Talqo also lets you save complete session configurations - different system prompts, different AI models, different context files for different companies. If you're interviewing at five companies simultaneously (which, if you're job hunting in 2026, you probably are), this saves real time. Natively doesn't have presets.
There's also ambient analysis. Talqo runs a passive background check every 60 seconds during your interview, looking at what topics have been covered and what gaps remain based on the job description you loaded. It doesn't interrupt you. It just quietly updates a small strip showing "you haven't covered distributed systems yet" or "interviewer seems skeptical on this topic." I haven't seen any other tool do this.
Platform is the big trade-off. Natively runs on Mac and Windows. Talqo is Mac only. If you're on Windows, Natively is your only BYOK option right now.
The cloud options, honestly
If you don't care about local storage and you just want something that works with minimal setup, the cloud tools are more polished in some ways. You don't need to get an API key. You don't need to think about which model to use. You pay your subscription and it works.
Final Round AI has the largest user base (they claim 10 million users on their homepage, though that number is disputed). They have mock interview features, resume tools, and a lot of prep material beyond just the live copilot. If you're early in your career and need the full package, there's something to be said for that. But $149/month is a lot, and the basic plan only gives you 4 live sessions.
LockedIn AI has a "Duo" feature where you can invite a friend to help you during your interview alongside the AI. That's genuinely clever. They also let you pick between OpenAI, Claude, Gemini, and DeepSeek models, which is unusual for a cloud tool. $55/month, or about $50 quarterly.
Sensei AI runs as a Chrome extension, which means it works on any OS but also means it can't do stealth mode on desktop apps. If your interview is on a native Zoom app instead of browser Zoom, Sensei can't see it. $24/month annual, $89 monthly.
Interview Coder is the most expensive option at $299/month or $899 for lifetime access. It's focused entirely on coding interviews and LeetCode problems. If that's all you need, it's specialized. But $899 is a lot to spend on something you'll use for a few months.
Cost comparison
Assuming a 3-month job search with about 15 interviews:
The BYOK tools cost roughly 1/10th to 1/20th what the cloud subscriptions cost. The catch is you need an API key. If you've never done that before: go to console.anthropic.com, sign up, create a key, paste it into the app. Takes about a minute. They give you $5 in free credit to start.

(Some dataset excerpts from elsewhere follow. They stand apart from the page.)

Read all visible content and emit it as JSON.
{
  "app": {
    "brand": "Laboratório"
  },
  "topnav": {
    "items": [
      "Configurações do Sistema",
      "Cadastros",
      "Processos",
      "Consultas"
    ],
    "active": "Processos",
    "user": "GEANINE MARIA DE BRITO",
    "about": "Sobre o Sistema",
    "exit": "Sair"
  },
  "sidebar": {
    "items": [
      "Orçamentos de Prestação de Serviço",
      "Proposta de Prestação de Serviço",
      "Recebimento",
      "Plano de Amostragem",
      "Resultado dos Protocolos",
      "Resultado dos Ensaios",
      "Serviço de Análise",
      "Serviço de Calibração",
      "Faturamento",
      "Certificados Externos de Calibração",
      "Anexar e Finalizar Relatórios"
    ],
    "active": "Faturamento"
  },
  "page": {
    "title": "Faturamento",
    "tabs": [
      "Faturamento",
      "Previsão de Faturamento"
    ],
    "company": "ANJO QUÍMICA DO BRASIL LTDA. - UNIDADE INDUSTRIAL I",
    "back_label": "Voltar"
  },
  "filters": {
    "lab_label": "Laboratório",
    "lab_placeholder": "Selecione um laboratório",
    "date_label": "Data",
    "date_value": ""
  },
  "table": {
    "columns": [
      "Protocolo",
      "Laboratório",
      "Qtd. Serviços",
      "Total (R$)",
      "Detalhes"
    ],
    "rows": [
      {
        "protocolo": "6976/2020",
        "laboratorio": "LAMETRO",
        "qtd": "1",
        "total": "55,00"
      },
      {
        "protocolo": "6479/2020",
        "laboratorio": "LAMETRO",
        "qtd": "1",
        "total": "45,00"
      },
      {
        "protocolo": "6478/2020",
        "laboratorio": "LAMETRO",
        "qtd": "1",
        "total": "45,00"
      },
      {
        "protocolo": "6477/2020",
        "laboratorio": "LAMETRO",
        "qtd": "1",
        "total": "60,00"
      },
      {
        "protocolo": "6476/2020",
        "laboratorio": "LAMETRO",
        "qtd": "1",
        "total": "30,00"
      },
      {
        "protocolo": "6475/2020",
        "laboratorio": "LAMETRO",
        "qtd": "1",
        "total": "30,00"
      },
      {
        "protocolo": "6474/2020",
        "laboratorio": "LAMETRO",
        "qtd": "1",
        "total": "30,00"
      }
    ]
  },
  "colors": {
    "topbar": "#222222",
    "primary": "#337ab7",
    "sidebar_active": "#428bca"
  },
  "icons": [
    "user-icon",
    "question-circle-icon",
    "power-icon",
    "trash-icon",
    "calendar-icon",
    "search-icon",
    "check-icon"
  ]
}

| Tool | 3-month cost | Data location |
|---|---|---|
| Talqo | ~$25 (API usage) | Your machine |
| Natively | ~$25 (API usage) | Your machine |
| LockedIn AI | $150-165 | Their servers |
| Sensei AI | $72-267 | Their servers |
| Final Round AI | $150-447 | Their servers |
| Cluely (with stealth) | $225 | Their servers |
| Interview Coder | $897-899 | Local |
What I'd pick
If you're on a Mac and you want the most structured interview help, especially for system design and coding rounds, Talqo. The preset system, ambient analysis, and structured methodology are things nobody else has. The fact that it's native Swift instead of Electron is a bonus - it's noticeably faster and lighter.
If you're on Windows or you want open source, Natively. No other option in this category.

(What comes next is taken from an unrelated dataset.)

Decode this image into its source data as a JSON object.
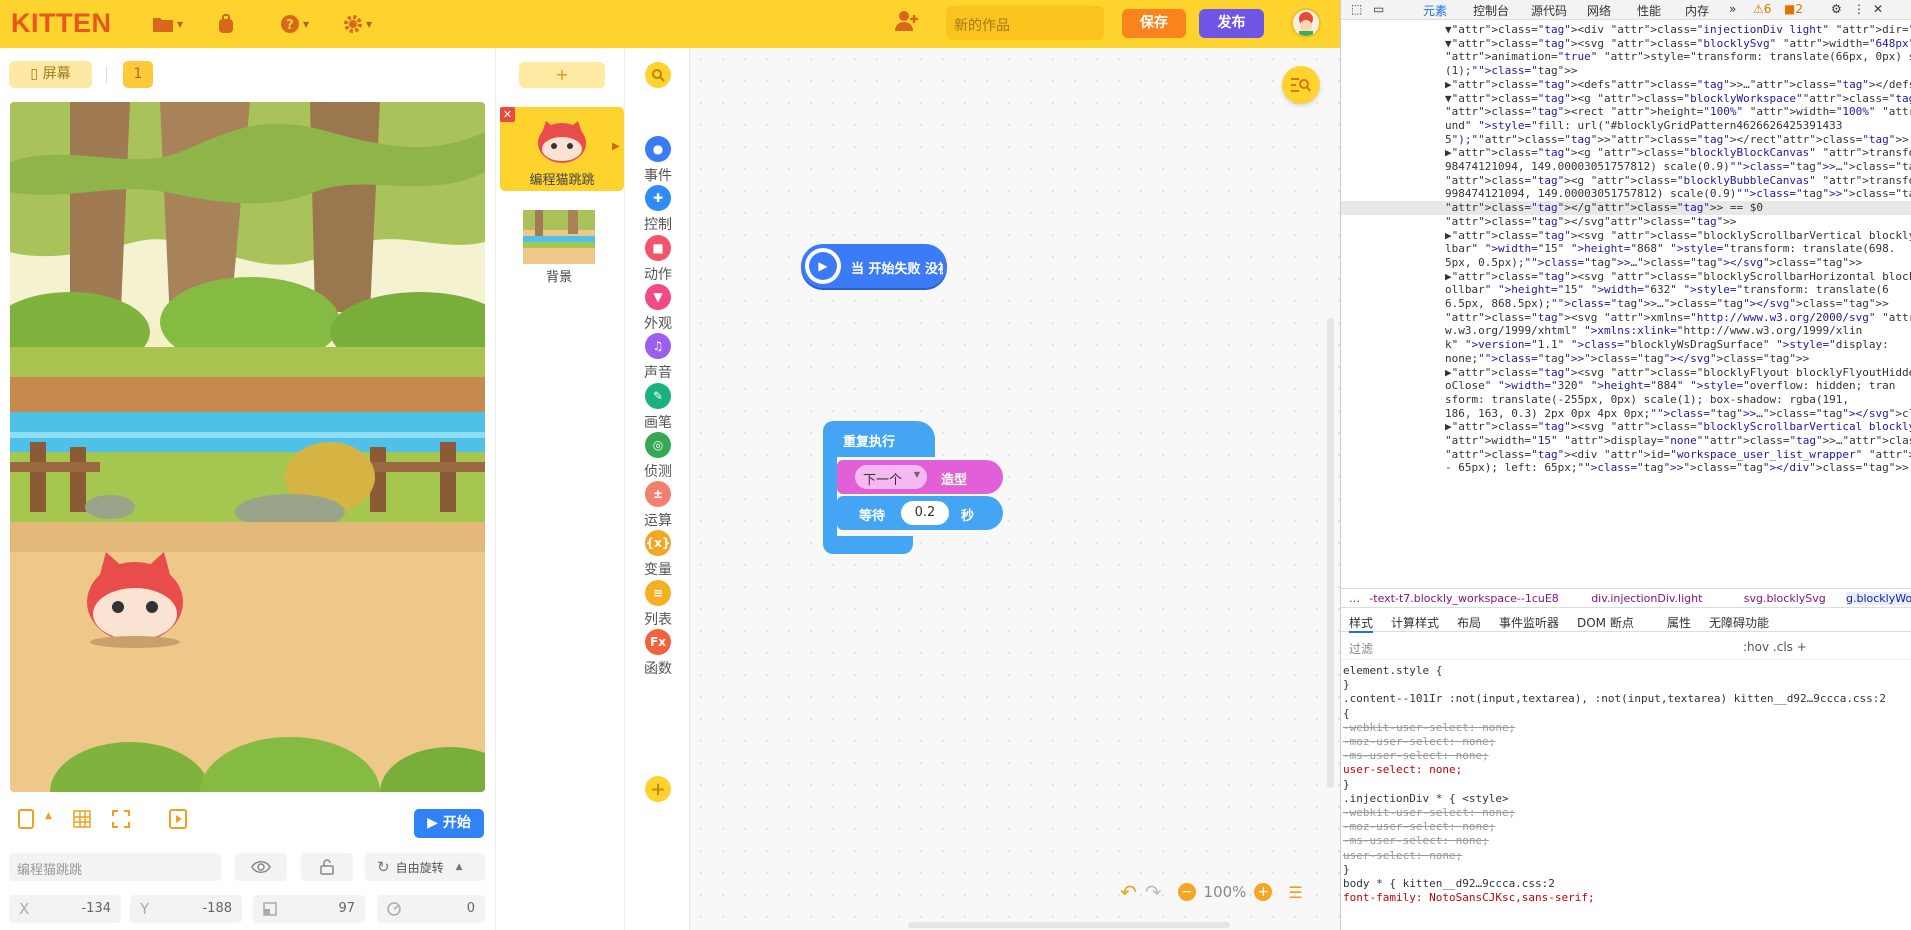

If you want zero setup and don't mind paying, LockedIn AI has the best balance of features and price among the cloud tools. The multi-model support is a nice touch.
If you're applying to investment banking or finance roles, look at Superday AI. It's the only tool I've seen that actually understands DCF models and LBO questions.
Whichever you pick, think about where your data ends up. Interview transcripts have your personal stories, salary expectations, opinions about former employers, and the specific questions companies ask. Some of that is stuff you wouldn't even put in an email. Worth considering before you hand it to a third-party server that may or may not still exist in two years.